Время лохов | страница 80



Видя, что мои ласки не вызывают у нее отпора, я становлюсь решительнее, стягиваю с Ирины вязаную кофточку. Она не противится, оставляет на секунду бокал, активно мне помогает, сама расстегивает на спине бюстгальтер и отбрасывает в сторону, затем снова берет бокал и продолжает прерванную мысль.

Но я уже слушаю ее вполуха, жадно целую наполовину обнаженное тело, любуюсь острыми, как у собаки, сосками ее девичьей груди, нежно глажу торчащие лопатки и хрупкие плечи.

Время идет, Ирина его не заговаривает, наоборот, делает незаметным, быстротечным, сжимает до немыслимых пределов. (А еще говорят, время неизменно, постоянно. Но сколько раз уже подмечали: в работе, в увлечении каким-нибудь делом, час может пролетать за несколько минут, а в ожидании растягиваться на несколько часов.)

«Сейчас бы его удлинить, чтобы насладиться новыми ощущениями по полной», — подумал я и прошептал на ухо Ирине:

— Я хочу тебя. Всю тебя хочу. Ласкать, обнимать, целовать.

Ирина, как кошка, легко соскользнула с моих колен.

— Ладно, только погаси, пожалуйста, свет, и отвернись. Не смотри, я сама разденусь.

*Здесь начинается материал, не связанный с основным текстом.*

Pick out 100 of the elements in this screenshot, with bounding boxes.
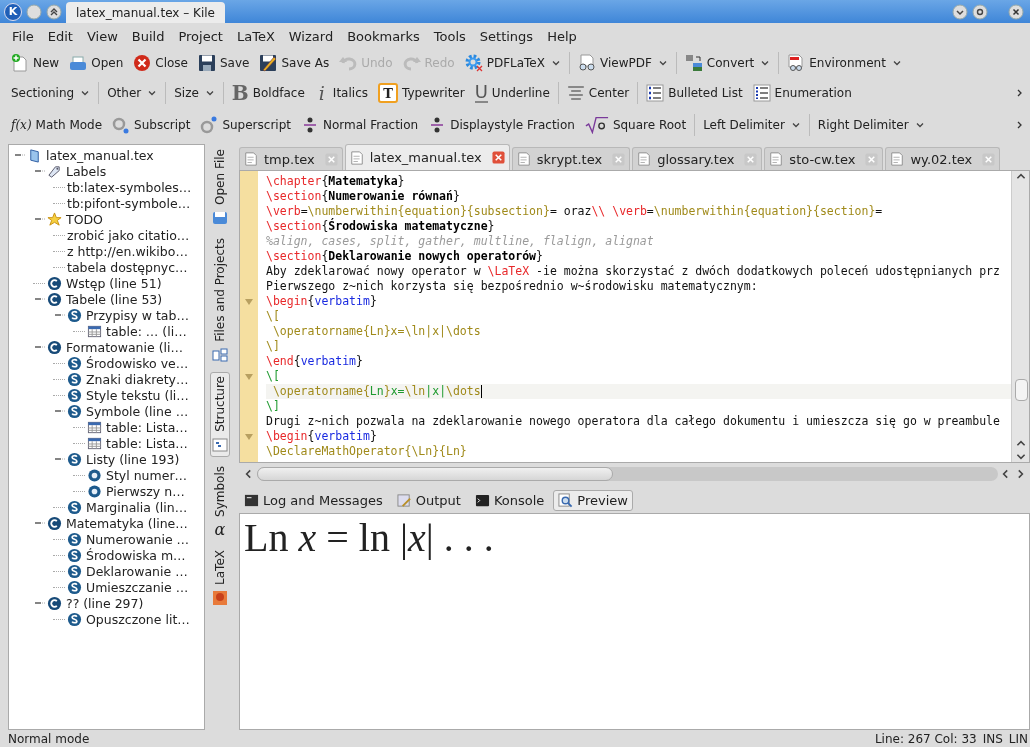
toolbar-button[interactable]: Size [169, 80, 220, 106]
tree-item[interactable]: z http://en.wikibo… [67, 243, 188, 259]
tree-item[interactable]: ?? (line 297) [66, 595, 144, 611]
menu-item[interactable]: View [80, 26, 124, 46]
side-tab[interactable]: LaTeX [211, 546, 229, 609]
menu-item[interactable]: Project [172, 26, 229, 46]
tree-item[interactable]: Tabele (line 53) [66, 291, 163, 307]
document-tab[interactable]: tmp.tex [239, 147, 343, 170]
tree-item[interactable]: Style tekstu (li… [86, 387, 189, 403]
minimize-button[interactable] [952, 3, 968, 20]
fold-marker-icon[interactable] [244, 296, 254, 307]
maximize-button[interactable] [972, 3, 988, 20]
scroll-thumb[interactable] [257, 467, 613, 481]
toolbar-button[interactable]: Square Root [579, 112, 692, 138]
toolbar-button[interactable]: Enumeration [747, 80, 857, 106]
tree-item[interactable]: zrobić jako citatio… [67, 227, 190, 243]
panel-tab[interactable]: Output [391, 489, 466, 511]
tree-item[interactable]: Listy (line 193) [86, 451, 180, 467]
panel-tab[interactable]: Preview [553, 489, 633, 511]
tree-item[interactable]: table: … (li… [106, 323, 187, 339]
tree-item[interactable]: Przypisy w tab… [86, 307, 189, 323]
tree-item[interactable]: Środowiska m… [86, 547, 186, 563]
toolbar-button[interactable]: Superscript [195, 112, 296, 138]
toolbar-button[interactable]: Save [192, 50, 255, 76]
menu-item[interactable]: Bookmarks [341, 26, 426, 46]
menu-item[interactable]: Build [125, 26, 171, 46]
tree-item[interactable]: Deklarowanie … [86, 563, 188, 579]
tree-item[interactable]: Labels [66, 163, 107, 179]
side-tab[interactable]: Files and Projects [211, 234, 229, 366]
menu-item[interactable]: LaTeX [230, 26, 281, 46]
tree-item[interactable]: Środowisko ve… [86, 355, 189, 371]
toolbar-button[interactable]: Displaystyle Fraction [423, 112, 580, 138]
overflow-chevron-icon[interactable] [1016, 88, 1024, 98]
toolbar-button[interactable]: Subscript [107, 112, 196, 138]
side-tab[interactable]: Open File [211, 146, 229, 229]
toolbar-button[interactable]: Normal Fraction [296, 112, 424, 138]
document-tab[interactable]: wy.02.tex [885, 147, 1001, 170]
toolbar-button[interactable]: Left Delimiter [698, 112, 806, 138]
toolbar-button[interactable]: Open [64, 50, 129, 76]
fold-marker-icon[interactable] [244, 371, 254, 382]
tree-item[interactable]: Marginalia (lin… [86, 499, 188, 515]
toolbar-button[interactable]: Other [102, 80, 163, 106]
toolbar-button[interactable]: PDFLaTeX [459, 50, 566, 76]
horizontal-scrollbar[interactable] [257, 467, 998, 481]
code-line: \chapter{Matematyka} [266, 174, 405, 189]
panel-tab[interactable]: Konsole [469, 489, 550, 511]
close-tab-icon[interactable] [491, 151, 505, 164]
document-tab[interactable]: latex_manual.tex [344, 144, 510, 170]
tree-item[interactable]: Symbole (line … [86, 403, 189, 419]
toolbar-button[interactable]: Environment [782, 50, 907, 76]
save-icon [212, 209, 228, 226]
tree-item[interactable]: Formatowanie (li… [66, 339, 183, 355]
tree-item[interactable]: tabela dostępnyc… [67, 259, 188, 275]
toolbar-button[interactable]: Close [128, 50, 193, 76]
tree-item[interactable]: Znaki diakrety… [86, 371, 189, 387]
fold-marker-icon[interactable] [244, 431, 254, 442]
tree-item[interactable]: Styl numer… [106, 467, 188, 483]
toolbar-button[interactable]: U Underline [469, 80, 555, 106]
toolbar-button[interactable]: f(x) Math Mode [6, 112, 108, 138]
tree-item[interactable]: table: Lista… [106, 435, 188, 451]
toolbar-button[interactable]: Bulleted List [641, 80, 748, 106]
toolbar-button[interactable]: Right Delimiter [812, 112, 930, 138]
document-tab[interactable]: sto-cw.tex [764, 147, 884, 170]
toolbar-button[interactable]: Center [561, 80, 635, 106]
tree-item[interactable]: Wstęp (line 51) [66, 275, 162, 291]
vertical-scrollbar[interactable] [1011, 171, 1029, 462]
tree-item[interactable]: tb:pifont-symbole… [67, 195, 191, 211]
side-tab[interactable]: Symbols α [212, 462, 228, 541]
document-tab[interactable]: skrypt.tex [511, 147, 631, 170]
tree-item[interactable]: Numerowanie … [86, 531, 190, 547]
scroll-thumb[interactable] [1015, 379, 1028, 401]
close-button[interactable] [1008, 3, 1024, 20]
menu-item[interactable]: Edit [41, 26, 79, 46]
menu-item[interactable]: Wizard [282, 26, 340, 46]
tree-item[interactable]: latex_manual.tex [46, 147, 154, 163]
tree-item[interactable]: Matematyka (line… [66, 515, 188, 531]
tree-item[interactable]: Opuszczone lit… [86, 611, 190, 627]
panel-tab[interactable]: Log and Messages [239, 489, 388, 511]
tree-item[interactable]: Umieszczanie … [86, 579, 189, 595]
toolbar-button[interactable]: Save As [254, 50, 335, 76]
toolbar-button[interactable]: New [6, 50, 65, 76]
side-tab[interactable]: Structure [210, 371, 230, 457]
tree-item[interactable]: TODO [66, 211, 103, 227]
toolbar-button[interactable]: Convert [679, 50, 776, 76]
document-tab[interactable]: glossary.tex [632, 147, 763, 170]
toolbar-button[interactable]: Sectioning [6, 80, 96, 106]
chapter-icon [47, 595, 62, 611]
tree-item[interactable]: table: Lista… [106, 419, 188, 435]
tree-item[interactable]: Pierwszy n… [106, 483, 185, 499]
menu-item[interactable]: Settings [473, 26, 540, 46]
tree-item[interactable]: tb:latex-symboles… [67, 179, 192, 195]
menu-item[interactable]: File [6, 26, 40, 46]
toolbar-button[interactable]: i Italics [309, 80, 373, 106]
keep-above-button[interactable] [46, 3, 62, 20]
toolbar-button[interactable]: T Typewriter [373, 80, 470, 106]
menu-item[interactable]: Tools [427, 26, 472, 46]
overflow-chevron-icon[interactable] [1016, 120, 1024, 130]
toolbar-button[interactable]: ViewPDF [572, 50, 673, 76]
table-icon [87, 323, 102, 339]
menu-item[interactable]: Help [541, 26, 583, 46]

— Может, в прихожей оставить немного, не то мы совсем растворимся в темноте, потеряемся.

— Оставь и отвернись.

Ирина отошла к краю дивана, стала стягивать с себя джинсы, но разве любопытство можно сдержать? Я обернулся, но увиденное только свело на нет все мое ранее возникшее желание. Под джинсами у Ирины оказались простые бабские панталоны, которые обычно носят пожилые женщины. И один вид этих панталон сразу перевернул все в моей душе — что за натура у меня такая? Я всегда считал себя эстетом, всегда любовался округлыми формами женской фигуры, упивался каждым бугорком, каждой впадинкой, насыщался прикосновениями к ним, а тут немыслимый с понятием девичьего тела атрибут в одно мгновение разрушил во мне любование и словно выключил все возникшие до этого желания.

Ирина сняла колготы, трусики, аккуратно сложила их на стоящем рядом с диваном кресле, потом обернулась, увидела, что я смотрю на нее, поняла, что я смотрел и до этого и наверняка заметил панталончики, которые она как можно тщательнее свернула и накрыла джинсами. Она увидела, что мой взгляд изменился, в нем появилась какая-то растерянность, пустота, особо пугающая в полумраке.

— Мне нельзя простужаться. По-женски, — стала оправдываться она. — Ну, ты понимаешь.

— Да-да, — глухо сказал я.

Ирина подошла ко мне, стала целовать в губы, я отвечал ей, но как-то потерянно, сухо. Она прилегла на диван, я рядом, продолжая целовать ее тело, чувствуя, как она загорается, но я, казалось, ничего больше не чувствовал: перед глазами упорно стояла картина Венеры, стягивающей с себя бабские панталоны. Беда с этими эстетами!